Stocks closed mixed on Friday after a day of uneven trading left the technology-heavy Nasdaq index on track for its steepest weekly decline since the market upheaval dubbed "Liberation Day." Investors cited a combination of rising macro uncertainty and specific corporate setbacks as drivers of the pullback, even as pockets of strength in artificial intelligence-related names kept headline market caps elevated.

Federal Reserve Chair Jerome Powell's recent signal that another rate cut in December is "not a foregone conclusion" reinforced caution among traders about the timing and extent of policy easing. That caution has tightened risk appetites for high-multiple technology shares, amplifying swings in the Nasdaq, which carries a large weight of mega-cap stocks susceptible to shifts in interest-rate expectations.

The divergence within technology was stark. Chipmaker Nvidia reached a $5 trillion market capitalization this week, underscoring investor enthusiasm for AI hardware, yet the broader tech cohort showed signs of stress as repositioning ahead of year-end and profit-taking took hold. Bitcoin's recent trading around $102,700, having dipped below $100,000 earlier in the day, and a slightly softer dollar—U.S. dollar index down 0.2% at 99.5—added to the market's mixed tone as capital rotated across risk assets.

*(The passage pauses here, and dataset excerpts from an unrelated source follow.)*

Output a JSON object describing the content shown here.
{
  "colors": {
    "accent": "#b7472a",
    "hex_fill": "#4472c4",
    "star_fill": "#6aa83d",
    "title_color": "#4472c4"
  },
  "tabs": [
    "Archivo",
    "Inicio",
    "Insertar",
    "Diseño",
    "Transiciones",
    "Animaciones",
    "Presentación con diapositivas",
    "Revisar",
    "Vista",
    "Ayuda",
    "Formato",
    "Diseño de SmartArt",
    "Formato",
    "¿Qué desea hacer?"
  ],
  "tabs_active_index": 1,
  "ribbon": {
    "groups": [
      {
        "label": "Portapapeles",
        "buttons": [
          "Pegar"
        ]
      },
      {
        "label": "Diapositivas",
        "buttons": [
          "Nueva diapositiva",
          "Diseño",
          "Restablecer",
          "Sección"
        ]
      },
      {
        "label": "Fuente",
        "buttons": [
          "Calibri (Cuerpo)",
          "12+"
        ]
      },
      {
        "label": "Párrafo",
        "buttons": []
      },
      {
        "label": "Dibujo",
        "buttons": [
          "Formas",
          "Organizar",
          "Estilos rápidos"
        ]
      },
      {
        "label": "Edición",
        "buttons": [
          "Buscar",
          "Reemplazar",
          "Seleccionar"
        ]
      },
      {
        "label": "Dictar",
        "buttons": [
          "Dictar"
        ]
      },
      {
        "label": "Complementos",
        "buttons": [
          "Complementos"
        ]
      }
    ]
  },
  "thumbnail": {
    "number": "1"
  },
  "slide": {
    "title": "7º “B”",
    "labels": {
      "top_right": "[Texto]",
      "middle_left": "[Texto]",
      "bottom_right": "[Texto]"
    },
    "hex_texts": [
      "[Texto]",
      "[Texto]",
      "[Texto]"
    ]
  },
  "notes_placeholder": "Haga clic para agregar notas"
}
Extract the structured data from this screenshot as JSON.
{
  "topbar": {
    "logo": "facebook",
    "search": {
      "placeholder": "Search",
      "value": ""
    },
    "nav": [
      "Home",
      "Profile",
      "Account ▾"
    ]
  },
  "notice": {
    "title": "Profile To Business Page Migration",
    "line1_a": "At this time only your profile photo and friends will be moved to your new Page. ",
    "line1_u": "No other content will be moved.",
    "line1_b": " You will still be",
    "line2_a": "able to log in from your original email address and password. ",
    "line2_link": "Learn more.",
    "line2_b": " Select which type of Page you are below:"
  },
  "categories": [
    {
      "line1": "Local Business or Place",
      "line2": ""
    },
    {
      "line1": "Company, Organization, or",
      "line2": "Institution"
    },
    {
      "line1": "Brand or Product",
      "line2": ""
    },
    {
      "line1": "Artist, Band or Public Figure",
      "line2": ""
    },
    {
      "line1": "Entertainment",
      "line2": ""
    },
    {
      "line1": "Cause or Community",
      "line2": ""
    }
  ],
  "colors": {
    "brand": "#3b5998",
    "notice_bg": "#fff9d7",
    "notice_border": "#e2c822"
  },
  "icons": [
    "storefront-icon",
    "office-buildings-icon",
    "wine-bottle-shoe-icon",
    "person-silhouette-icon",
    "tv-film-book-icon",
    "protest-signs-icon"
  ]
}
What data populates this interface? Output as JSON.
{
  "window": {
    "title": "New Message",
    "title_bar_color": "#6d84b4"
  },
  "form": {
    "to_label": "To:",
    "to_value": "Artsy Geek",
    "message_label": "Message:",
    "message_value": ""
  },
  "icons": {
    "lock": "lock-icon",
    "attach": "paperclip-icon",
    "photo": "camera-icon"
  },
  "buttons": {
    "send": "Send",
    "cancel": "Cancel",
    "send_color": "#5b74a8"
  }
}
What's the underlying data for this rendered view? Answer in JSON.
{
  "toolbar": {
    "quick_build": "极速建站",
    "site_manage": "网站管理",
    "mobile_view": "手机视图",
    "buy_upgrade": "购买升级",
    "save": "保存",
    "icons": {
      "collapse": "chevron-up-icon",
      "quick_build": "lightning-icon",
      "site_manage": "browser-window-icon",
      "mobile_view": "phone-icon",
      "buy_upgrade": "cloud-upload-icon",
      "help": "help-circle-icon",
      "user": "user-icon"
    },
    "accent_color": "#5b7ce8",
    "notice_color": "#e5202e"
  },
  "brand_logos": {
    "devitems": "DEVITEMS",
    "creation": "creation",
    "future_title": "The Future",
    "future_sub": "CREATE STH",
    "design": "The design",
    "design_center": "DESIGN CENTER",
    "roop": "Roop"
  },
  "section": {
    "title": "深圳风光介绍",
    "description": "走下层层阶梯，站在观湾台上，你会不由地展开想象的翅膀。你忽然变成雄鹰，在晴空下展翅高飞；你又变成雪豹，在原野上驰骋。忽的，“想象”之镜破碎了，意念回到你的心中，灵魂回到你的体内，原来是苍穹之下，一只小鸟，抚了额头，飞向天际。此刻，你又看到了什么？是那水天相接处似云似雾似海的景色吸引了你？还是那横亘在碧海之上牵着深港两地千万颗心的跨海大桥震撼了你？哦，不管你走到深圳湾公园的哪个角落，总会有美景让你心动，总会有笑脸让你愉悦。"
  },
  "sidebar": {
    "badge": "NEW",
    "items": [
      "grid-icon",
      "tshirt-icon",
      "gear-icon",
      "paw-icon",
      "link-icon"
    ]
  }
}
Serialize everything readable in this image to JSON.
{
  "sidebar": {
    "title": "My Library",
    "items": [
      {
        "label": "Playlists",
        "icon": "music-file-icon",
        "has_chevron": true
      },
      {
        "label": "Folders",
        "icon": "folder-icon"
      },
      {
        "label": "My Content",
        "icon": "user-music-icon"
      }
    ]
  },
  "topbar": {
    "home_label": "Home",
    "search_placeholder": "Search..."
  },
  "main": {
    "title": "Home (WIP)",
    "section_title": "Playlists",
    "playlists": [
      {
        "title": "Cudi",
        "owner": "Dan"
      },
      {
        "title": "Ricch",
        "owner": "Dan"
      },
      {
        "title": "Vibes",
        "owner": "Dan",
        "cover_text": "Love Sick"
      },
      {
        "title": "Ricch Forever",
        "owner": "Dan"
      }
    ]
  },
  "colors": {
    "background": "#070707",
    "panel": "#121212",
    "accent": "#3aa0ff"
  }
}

Corporate news added immediate pressure. Take-Two Interactive shares tumbled, leading losses in the S&P 500 after the publisher delayed the launch of its next Grand Theft Auto title. "will now release Grand Theft Auto VI on November 19, 2026," Take-Two CEO Strauss Zelnick said in a statement, "and we remain both excited and confident they will deliver an unrivalled blockbuster entertainment experience." The postponement reverberated beyond Take-Two, tempering sentiment across media and gaming suppliers whose near-term revenue assumptions often depend on marquee releases.

Tesla also weighed on the market after investors parsed the implications of a high-profile shareholder vote on executive compensation. The stock slipped as analysts and traders reassessed governance and sentiment risks for the electric-vehicle sector, which has been an important source of volatility for the major indices this year.

Friday's session followed a stretch of recent market milestones and tensions: record index closes earlier in the month amid U.S.-China trade optimism, renewed bank earnings strength in mid-October, and the continued march of AI-related valuations. The interplay of elevated concentrations in a few technology names, ongoing debate over Fed policy, and episodic corporate shocks has produced a market that can swing sharply on incremental news.

Looking ahead, investors will monitor further Fed communications and upcoming earnings reports for clues about macro momentum and corporate resilience. For now, the markets reflect a familiar late-cycle pattern: a narrow leadership group sustaining headline gains even as broader internals and episodic corporate developments inject volatility into benchmark performance.